Speaking of which, I had a very interesting conversation on my drive home from the festival one night. “This festival is very good business for Pattaya, right?” I wondered aloud. The driver agreed. “So nothing can go wrong…” I continued. Wonderfruit had partnered with the Grab application to provide transportation for its Wonderers, meaning at any given moment there was an arsenal of Grab drivers waiting at the exit, to instantly accept your booking and receive the flat rate of 800baht (USD24) per trip. The partnership with Grab ensured an element of safety, but I can’t help feeling like we were forced into it by a dastardly cunning scheme.
Wonderfruit is an expensive festival, but its Wonderers can afford it, and the experience was well-worth it.
But what made the festival so special was its ethos: “We encourage, develop and innovate creative solutions for sustainable living and bring together a global community to celebrate them. We use our platform to catalyze creativity and make a meaningful positive impact.”
Their commitment to sustainability and consciousness is stunning. Just to name a few:
- Zero plastic policy: “Our tableware is compostable, our cups are made from bagasse, and we even discount beverages for those who reuse.”
- Water filtration: “We take fresh water from our natural lake and use industrial grade filtration to give Wonderers free access. Meanwhile we recycle all our water cartons and turn them into roof tiles.”
- Farming: “We’ve used traditional farming methods and intertwined them with activities. In 2017, we introduce the FARMacy, where Wonderers can discover natural healing herbs”
- Investing into Nature via Blockchain: “This year, our goal is to plant 10,000+ mangrove trees in Thor Heyerdahl Climate Park… We are supporting this initiative entirely by investing in an innovative type of cryptocurrency known as the TREE coin.”

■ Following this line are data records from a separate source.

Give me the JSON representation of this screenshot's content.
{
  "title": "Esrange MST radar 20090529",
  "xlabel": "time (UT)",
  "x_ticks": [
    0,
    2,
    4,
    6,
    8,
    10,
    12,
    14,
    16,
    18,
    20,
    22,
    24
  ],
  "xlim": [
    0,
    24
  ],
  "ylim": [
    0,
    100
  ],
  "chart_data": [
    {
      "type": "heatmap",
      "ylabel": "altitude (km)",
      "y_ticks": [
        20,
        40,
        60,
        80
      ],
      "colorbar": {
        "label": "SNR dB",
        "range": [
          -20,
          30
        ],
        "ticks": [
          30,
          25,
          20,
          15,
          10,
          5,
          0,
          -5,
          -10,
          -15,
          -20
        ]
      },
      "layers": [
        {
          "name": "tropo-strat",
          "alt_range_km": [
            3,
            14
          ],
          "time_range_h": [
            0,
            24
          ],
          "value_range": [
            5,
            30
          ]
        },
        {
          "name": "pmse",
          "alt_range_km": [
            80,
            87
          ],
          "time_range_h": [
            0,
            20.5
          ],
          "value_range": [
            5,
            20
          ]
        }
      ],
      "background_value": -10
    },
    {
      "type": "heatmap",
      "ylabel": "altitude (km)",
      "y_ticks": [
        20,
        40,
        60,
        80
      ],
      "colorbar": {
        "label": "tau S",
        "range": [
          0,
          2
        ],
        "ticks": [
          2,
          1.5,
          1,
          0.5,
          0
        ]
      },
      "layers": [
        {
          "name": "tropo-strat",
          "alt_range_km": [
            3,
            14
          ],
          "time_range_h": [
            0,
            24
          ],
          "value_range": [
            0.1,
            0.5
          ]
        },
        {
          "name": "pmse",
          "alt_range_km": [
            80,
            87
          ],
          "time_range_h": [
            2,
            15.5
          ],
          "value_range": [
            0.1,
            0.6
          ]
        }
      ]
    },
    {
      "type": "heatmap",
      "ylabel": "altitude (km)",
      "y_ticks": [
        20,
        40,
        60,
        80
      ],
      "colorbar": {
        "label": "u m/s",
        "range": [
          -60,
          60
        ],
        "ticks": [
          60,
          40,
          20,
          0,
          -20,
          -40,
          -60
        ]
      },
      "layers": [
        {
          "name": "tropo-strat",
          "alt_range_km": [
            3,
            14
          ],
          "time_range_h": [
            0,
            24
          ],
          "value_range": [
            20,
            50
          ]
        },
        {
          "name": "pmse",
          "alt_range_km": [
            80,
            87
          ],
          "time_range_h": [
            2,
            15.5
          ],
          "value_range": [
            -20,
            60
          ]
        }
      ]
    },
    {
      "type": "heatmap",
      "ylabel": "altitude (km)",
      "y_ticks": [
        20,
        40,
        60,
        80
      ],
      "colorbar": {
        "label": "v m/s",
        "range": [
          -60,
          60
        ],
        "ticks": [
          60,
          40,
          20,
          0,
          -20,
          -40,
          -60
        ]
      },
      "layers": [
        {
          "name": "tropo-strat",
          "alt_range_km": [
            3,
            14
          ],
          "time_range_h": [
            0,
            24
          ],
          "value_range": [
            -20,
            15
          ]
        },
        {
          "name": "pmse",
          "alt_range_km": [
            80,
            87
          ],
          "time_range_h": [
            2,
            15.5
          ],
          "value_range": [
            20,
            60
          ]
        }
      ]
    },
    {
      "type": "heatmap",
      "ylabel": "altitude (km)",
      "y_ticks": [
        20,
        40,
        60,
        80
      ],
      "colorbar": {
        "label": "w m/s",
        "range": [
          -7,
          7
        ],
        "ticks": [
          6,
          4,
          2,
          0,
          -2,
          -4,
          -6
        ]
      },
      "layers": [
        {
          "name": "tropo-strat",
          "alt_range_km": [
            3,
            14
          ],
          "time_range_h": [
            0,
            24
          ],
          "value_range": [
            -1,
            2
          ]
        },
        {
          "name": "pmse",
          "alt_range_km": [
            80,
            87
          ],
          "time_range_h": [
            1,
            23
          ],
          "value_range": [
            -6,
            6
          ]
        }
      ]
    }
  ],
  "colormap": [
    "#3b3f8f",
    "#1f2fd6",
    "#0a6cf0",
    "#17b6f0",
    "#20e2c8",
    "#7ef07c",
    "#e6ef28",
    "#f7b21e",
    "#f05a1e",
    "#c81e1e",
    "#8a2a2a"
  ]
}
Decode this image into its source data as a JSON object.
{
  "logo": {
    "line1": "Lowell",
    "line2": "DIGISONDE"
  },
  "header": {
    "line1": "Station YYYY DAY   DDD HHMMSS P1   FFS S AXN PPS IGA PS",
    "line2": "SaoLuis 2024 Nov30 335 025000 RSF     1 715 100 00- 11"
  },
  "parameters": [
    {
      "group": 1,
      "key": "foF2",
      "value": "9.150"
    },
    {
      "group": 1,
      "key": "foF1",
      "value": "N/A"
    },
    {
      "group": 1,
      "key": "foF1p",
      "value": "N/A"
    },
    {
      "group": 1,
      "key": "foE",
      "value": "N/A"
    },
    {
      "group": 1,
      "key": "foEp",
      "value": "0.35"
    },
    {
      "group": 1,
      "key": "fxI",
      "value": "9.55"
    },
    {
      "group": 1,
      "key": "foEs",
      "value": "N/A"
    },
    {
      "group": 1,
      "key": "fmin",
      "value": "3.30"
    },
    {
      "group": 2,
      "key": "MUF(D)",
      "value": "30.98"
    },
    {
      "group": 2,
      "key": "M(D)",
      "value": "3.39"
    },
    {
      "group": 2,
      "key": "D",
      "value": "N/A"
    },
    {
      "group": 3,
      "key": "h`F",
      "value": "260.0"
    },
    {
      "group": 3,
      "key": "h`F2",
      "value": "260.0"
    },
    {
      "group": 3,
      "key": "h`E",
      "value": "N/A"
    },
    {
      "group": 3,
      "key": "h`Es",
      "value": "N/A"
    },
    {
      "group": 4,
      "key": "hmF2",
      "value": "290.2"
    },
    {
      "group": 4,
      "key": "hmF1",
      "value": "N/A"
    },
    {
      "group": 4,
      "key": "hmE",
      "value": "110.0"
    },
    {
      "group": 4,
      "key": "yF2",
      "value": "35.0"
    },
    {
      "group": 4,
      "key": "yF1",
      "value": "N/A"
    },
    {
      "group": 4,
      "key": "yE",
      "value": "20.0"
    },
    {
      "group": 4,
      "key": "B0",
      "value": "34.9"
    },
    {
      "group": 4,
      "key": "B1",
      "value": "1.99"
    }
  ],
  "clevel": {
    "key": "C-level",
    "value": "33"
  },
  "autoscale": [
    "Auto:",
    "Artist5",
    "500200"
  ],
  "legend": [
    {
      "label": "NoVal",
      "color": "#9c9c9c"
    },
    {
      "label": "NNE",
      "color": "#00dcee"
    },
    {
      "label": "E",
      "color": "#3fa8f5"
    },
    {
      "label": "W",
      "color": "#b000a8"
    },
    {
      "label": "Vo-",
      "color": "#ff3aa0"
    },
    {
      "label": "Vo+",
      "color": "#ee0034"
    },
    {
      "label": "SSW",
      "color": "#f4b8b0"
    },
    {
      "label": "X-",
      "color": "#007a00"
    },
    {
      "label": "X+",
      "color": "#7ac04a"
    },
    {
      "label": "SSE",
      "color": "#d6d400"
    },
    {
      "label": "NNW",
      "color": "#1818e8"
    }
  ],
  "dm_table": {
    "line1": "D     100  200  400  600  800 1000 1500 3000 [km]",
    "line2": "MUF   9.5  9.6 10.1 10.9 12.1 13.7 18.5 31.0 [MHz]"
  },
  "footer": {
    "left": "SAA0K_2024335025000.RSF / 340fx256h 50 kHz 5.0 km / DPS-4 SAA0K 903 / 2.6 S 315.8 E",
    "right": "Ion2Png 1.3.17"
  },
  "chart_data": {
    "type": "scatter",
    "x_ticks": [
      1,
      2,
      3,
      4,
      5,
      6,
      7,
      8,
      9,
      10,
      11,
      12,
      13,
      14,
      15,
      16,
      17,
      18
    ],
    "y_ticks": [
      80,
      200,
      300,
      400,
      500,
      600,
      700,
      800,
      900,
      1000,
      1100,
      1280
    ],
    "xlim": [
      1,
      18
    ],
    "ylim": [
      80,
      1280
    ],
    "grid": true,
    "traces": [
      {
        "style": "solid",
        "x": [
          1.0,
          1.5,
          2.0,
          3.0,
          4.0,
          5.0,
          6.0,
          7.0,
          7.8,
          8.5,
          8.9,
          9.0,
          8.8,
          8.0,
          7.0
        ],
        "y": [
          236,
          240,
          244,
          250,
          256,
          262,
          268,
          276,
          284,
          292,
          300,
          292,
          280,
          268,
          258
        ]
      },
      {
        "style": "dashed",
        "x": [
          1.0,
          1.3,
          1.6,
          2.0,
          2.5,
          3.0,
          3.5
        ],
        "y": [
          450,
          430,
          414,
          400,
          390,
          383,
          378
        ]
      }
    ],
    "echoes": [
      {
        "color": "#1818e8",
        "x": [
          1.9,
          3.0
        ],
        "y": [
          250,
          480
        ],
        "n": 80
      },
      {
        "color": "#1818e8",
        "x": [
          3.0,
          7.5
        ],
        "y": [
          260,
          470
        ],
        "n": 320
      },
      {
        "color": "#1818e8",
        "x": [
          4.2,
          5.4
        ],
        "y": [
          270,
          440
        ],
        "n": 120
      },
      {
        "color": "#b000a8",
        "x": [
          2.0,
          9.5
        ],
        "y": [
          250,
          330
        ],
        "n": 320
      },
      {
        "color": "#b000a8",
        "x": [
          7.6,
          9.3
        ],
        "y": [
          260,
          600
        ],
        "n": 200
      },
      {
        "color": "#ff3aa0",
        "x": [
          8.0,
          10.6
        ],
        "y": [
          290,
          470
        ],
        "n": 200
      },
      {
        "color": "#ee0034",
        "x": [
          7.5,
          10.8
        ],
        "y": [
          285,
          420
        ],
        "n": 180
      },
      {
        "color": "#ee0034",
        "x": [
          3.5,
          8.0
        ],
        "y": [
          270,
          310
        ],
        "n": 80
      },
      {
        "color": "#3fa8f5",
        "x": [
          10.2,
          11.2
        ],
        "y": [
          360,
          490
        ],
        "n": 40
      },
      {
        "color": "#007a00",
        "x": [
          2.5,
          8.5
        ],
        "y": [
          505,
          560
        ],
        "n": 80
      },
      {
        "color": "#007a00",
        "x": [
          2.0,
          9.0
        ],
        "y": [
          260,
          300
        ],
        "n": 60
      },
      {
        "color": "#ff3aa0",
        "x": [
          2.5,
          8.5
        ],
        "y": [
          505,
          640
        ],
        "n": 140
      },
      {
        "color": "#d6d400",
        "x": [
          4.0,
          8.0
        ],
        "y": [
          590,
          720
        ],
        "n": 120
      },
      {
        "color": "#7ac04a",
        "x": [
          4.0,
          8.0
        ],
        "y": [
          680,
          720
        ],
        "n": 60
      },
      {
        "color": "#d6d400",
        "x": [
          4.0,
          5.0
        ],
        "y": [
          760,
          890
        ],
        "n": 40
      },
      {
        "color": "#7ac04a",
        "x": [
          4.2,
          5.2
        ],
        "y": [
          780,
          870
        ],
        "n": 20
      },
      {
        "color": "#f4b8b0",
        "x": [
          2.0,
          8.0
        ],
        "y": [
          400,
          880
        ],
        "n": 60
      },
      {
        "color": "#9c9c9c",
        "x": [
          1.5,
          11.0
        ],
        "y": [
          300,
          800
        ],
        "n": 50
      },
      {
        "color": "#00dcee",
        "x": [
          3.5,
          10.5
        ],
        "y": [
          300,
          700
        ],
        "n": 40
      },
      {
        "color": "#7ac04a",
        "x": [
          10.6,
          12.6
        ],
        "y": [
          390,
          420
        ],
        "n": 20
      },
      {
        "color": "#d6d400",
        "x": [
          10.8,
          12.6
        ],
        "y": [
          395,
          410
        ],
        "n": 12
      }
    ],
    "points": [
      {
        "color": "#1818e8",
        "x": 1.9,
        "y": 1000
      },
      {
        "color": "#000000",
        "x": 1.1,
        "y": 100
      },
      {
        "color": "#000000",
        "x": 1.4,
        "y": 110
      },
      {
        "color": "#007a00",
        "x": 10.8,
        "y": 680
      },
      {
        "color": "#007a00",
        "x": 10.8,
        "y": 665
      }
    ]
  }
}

- Sustainability meets Art: “From main stages made entirely out of trash, to ones built entirely out of rice, we challenge conventional practices by incorporating traditional Thai materials and integrating them with progressive, thought-provoking design.”
Add this to a killer programming and you get a winning combination.
A personal favourite of mine was the programming at the Wonder Garden, Wonderfruit’s home for healing and wellness. The Wonder Garden is a sacred space based on The Fruit of Life – a pattern of ancient geometry and home to seven peaceful and energetically balanced destinations. The space seeks to remind us to “do something good for yourself so you can be a force for good in the world.”
At my previous Wonderfruit experience, I had made decisions that mostly included partying all night till daybreak, and had missed out on all the soul-nourishing activities that went on during the day. The resulting bender made me a little crazy afterwards. This time I had pledged to make better decisions, to be good to myself.
The programming at Wonder Garden included yoga, meditation and various other healing modalities; kirtan, shamanic journeys, energy work, ecstatic dance. These were decidedly New Age in nature, but fortunately we were in Thailand, the perfect place for Eastern Mysticism. A friend of mine was first introduced to the chakra system at a Rainbow Bowl Crystal Meditation session. She told me the bottom of her spine and her forehead started hurting during the ceremony, which led her to discover certain things about herself. It’s creating these kinds of lasting, life-changing experiences that sets Wonderfruit apart from other festivals in the region.
While wandering around the grounds, I found an installation by Indigo Mantra inviting participants to silk screen their own prayer flags using natural dye. The silkscreen designs caught my eye for their words, “Let go of Hatred”, “Let go of Ignorance,” “Let go of Attachment,” words that strongly resonated with me. The concept was based on hanging up Tibetan prayer flags to let the sky cleanse you. I met the designer Nana, and we spoke about past heartbreaks and breaking our own behavioural patterns. It felt really special to be able to connect to the artist of a piece that truly moved me, and it was wonderful to be at a festival that epitomizes the depth of human connection.
It takes a long time to heal a person, or a place, but it always starts with an intention. Wonderfruit brings with it an intention to do good, to seed love and healing in a place that so desperately needs it. Will it bring lasting change to Pattaya’s scene? Only time will tell.